Inoltre, anche tra i paesi a maggioranza musulmana, le differenze e le rivalità sono enormi. L’Iran e l’Arabia Saudita sono rispettivamente un paese sciita e uno sunnita e si contendono ferocemente la supremazia della regione del Golfo Persico. La loro inimicizia è evidente sia nella guerra in Yemen che in quella in Siria, dove combattono su due fronti opposti. C’è poi da dire che spesso l’espressione “mondo musulmano” viene usata come sinonimo di “mondo arabo”, e questo è un altro errore. Il mondo arabo comprende in realtà i 22 paesi in cui si parla arabo e che sono membri della Lega Araba – quindi in sostanza i paesi del Medio Oriente, del Nordafrica e del Corno d’Africa – ma non comprende per esempio i paesi dell’Asia Centrale e del sud-est asiatico.

Per tutte queste ragioni l’espressione usata da Trump, «il cuore del mondo musulmano», non ha particolarmente senso: di che mondo stava parlando?
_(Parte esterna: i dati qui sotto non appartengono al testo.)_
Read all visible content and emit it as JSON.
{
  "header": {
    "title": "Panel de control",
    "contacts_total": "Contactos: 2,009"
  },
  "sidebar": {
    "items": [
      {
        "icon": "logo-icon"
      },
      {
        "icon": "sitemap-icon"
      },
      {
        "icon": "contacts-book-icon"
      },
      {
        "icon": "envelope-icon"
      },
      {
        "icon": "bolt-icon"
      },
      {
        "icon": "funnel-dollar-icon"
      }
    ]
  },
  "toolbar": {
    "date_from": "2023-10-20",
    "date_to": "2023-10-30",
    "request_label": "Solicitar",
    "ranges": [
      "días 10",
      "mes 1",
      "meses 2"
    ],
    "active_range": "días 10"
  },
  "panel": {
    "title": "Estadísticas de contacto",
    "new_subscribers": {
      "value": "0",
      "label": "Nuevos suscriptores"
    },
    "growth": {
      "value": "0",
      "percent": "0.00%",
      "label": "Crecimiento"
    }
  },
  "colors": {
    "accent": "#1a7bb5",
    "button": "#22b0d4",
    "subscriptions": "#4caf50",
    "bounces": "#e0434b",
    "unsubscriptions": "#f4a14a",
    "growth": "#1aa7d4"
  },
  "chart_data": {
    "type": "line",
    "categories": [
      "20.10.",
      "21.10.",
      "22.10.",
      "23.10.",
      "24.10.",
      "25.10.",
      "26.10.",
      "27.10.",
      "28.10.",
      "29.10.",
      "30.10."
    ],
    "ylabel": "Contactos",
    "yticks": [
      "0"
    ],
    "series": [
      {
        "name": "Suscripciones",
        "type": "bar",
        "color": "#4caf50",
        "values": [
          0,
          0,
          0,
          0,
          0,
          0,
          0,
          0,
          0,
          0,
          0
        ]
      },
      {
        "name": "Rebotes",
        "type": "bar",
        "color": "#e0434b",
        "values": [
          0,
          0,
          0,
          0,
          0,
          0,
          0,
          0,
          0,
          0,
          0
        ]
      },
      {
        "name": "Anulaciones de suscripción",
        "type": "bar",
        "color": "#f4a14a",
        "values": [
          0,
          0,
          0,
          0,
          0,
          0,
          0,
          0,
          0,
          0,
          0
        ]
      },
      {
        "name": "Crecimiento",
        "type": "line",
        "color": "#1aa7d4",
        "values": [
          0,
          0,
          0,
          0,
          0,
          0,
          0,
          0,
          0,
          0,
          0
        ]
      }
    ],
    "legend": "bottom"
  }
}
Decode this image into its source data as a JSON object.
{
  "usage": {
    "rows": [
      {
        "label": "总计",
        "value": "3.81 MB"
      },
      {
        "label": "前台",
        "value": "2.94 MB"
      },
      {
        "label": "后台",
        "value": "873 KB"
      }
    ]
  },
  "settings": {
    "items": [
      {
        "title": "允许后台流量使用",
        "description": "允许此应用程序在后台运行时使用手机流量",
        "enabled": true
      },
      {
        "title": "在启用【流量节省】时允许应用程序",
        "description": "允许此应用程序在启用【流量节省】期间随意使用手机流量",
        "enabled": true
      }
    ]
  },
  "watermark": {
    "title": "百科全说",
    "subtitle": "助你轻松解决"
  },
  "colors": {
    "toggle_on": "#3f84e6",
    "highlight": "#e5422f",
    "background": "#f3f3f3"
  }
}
Grewal fa poi un’altra critica a chi usa questa semplificazione, e se la prende con l’accostamento tra persone “buone” e “per bene” e i “musulmani moderati”. Secondo Grewal, nella concezione di Trump i “musulmani moderati” sono coloro che oltre ad avere una certa visione dell’Islam appoggiano le posizioni del governo statunitense, ed è per questo che sono “buone”. Per Trump e per molte amministrazioni americane prima di lui, per esempio, i sauditi – che abitano un paese che adotta un’interpretazione ultra-radicale dell’Islam – sarebbero “musulmani moderati”, in quanto alleati degli Stati Uniti. Il problema, scrive Grewal, è che l’Occidente interpreta in maniera fuorviante l’espressione “musulmani radicali”, che in Occidente si accosta spesso al terrorismo. Molti musulmani in giro per il mondo descrivono se stessi come “musulmani radicali” perché sono impegnati a favore della giustizia sociale e della lotta al razzismo, per esempio.